A highly personal narrative and plenty of hard work give this compelling Edgewood carriage house colorful new life.
Photography by Nat Rea
Graphic designers lisa and victor russo are a renaissance couple. Sewing, baking, guitar-playing, beer-brewing and tango? Just the beginning. They also tackle home projects with the same fervor they bring to their work. If anybody had the energy to transform a nineteenth-century building into an inviting home, it was these two. Fearless about juxtaposing mid-century finds, antiques, tag sale treasures and mementoes (grandfather’s fishing rod and beribboned four-leaf clovers have found a niche) — and certainly not color timid — they let it rip. The result is one fantastic nest we can all take lessons from.

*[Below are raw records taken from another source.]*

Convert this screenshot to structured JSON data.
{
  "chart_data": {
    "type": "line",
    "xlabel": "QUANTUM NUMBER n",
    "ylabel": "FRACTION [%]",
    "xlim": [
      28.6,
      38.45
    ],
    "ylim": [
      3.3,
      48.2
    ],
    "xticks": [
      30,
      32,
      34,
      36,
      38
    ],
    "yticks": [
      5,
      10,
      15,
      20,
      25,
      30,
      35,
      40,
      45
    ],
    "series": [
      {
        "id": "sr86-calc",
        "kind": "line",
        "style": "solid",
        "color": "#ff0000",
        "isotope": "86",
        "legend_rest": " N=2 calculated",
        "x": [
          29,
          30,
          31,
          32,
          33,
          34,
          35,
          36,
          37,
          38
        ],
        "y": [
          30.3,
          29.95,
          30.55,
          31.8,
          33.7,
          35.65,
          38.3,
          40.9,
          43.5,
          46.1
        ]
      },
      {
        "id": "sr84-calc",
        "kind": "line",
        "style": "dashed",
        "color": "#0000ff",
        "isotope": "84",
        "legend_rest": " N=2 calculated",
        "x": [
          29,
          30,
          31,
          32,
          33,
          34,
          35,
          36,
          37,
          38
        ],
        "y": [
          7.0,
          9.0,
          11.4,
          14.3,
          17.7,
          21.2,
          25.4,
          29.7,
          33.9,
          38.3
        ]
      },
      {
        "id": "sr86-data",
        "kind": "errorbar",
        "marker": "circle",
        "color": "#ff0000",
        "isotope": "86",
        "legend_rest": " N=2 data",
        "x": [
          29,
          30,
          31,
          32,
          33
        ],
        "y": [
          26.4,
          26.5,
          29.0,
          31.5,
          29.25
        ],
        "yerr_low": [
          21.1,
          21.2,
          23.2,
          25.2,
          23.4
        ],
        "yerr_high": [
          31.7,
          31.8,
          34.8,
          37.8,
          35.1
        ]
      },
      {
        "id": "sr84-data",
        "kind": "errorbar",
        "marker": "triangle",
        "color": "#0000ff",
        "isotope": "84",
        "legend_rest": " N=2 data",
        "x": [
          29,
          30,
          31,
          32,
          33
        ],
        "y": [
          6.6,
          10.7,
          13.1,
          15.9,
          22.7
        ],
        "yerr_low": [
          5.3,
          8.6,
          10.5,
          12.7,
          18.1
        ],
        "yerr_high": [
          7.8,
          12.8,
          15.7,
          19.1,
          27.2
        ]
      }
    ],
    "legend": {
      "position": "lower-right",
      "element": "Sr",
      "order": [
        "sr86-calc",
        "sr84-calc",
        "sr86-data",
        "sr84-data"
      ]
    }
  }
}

Sans work crew, the talented duo even forged a sweet yard complete with picturesque recycled fence and walkway. Lipstick red doors replace yesterday’s garage models. Previous owners parked their cars inside, which is what drew the Russos. “We needed a spot for our 2,000-pound letterpresses,” Lisa says.
The second and third floors are the family’s quarters. Colors help delineate the rooms, making the old building pop. Straightforward furnishings take a backseat to provenance-filled keepsakes. Here in the airy living room, for example, there’s an heirloom teacart, a well-loved doll by Florence mask maker Agostino Dessi and mini metal hearts by local sculptor Becky Wagner. Unlikely partnerships — an antique camel saddle and a church pew — add to the personality-filled mix. The romantic iron staircase, in place when the Russos moved in, winds to the parents’ sanctuary.
The first floor, now the designers’ workspace, demanded a massive makeover. The Russos ripped out the walls (and stalls) and laid a new concrete floor with radiant heat beneath. Upstairs, cosmetics were the focus — stuccoed walls and shag carpets out! Luckily, the kitchen/dining area (facing page, bottom, and below) came endowed with a cool industrial range, a tile floor and abundant natural light. The Russos freshened the mood, dousing one wall with blackboard paint to concoct message central. A metal-legged baker’s table provides prep room. The 1950 dining table arrived via a neighbor. “I removed the dated bottom and had a friend devise a simple replacement. Tongue oil darkened the blond top,” Lisa says. Red paint unifies mismatched chairs gathered at flea markets and yard sales. Carved mahogany doors conceal built-in storage. The watercolor above is by Victor’s colleague Bill Lane. Lisa created the charming tomato-appliqued banquette pillow.
The handsome architecture might have been diminished but not with these respectful owners. They opted for happy robin’s-egg blue, a boon for the living room beams (above). Then, they covered the existing red brick hearth with white paint, creating an ideal stage for Victor’s quirky collection of Kirby tractor wrenches
— affectionately dubbed “wrench fire.” The nearby folding card table with Japanese-style painted top is one Lisa recalls from childhood. Its counterpoint, the female carving, is an Ivory Coast fertility figure nabbed on Broadway in New York City. “Victor brought it home on the subway as a present,” says Lisa. The pink armchair cushions that she recovered nod to the natty rug. A devotee of vintage and reclaimed fabric, Lisa often scores great remnants at Recycling for RI Education. Cranston’s Just Fabrics stocks her favorite European florals.
Lisa and Victor’s minimalist bedroom is as close to treehouse living as you get. The open space includes sleeping quarters and bath, all in one. The advantage to such transparency? Sunlight and a breeze whether you’re reading in bed or soaking in the tub. Standing open, French doors frame a petit balcony, green tree tops and distant water views. “This floor was probably added in the seventies. We left the walls pale because sometimes you have to stop with the color,” Lisa says with a laugh. The previous owners used reclaimed wood for closet doors to link the retreat to antique rooms below. Of course, Lisa crafted the vintage chair’s chic black and white covering. The pastel quilt is the handiwork of Pernilla Frazier from Providence’s Kreatelier.
The generous ground floor affords room for a bar — built by Victor with stall lumber — on one side and plenty of work space on the other. Victor (above) makes specialty wines, mead and beer. Typically, he brews five-gallon batches of Belgian-style beer (Cascade and Chinook hops ramble along the building). Some are bottled but most are served from taps. Jugs this week hold rhubarb wine and cyser (apple cider mead). A comfortable sitting area at the floor’s center includes a sofa Lisa discovered in a “scary” estate sale basement. “It was so gross the guy gave it to me,” she says. She reglorified it with plump foam pillows and orange wool. The chair is by Danish designer Ib Kofod-Larsen. Contemporary materials like the corrugated metal entry wall (left) lend texture and sharpen the building’s edge. Victor zips to work on the scooter, a cousin’s hand-me-down he beautifully restored.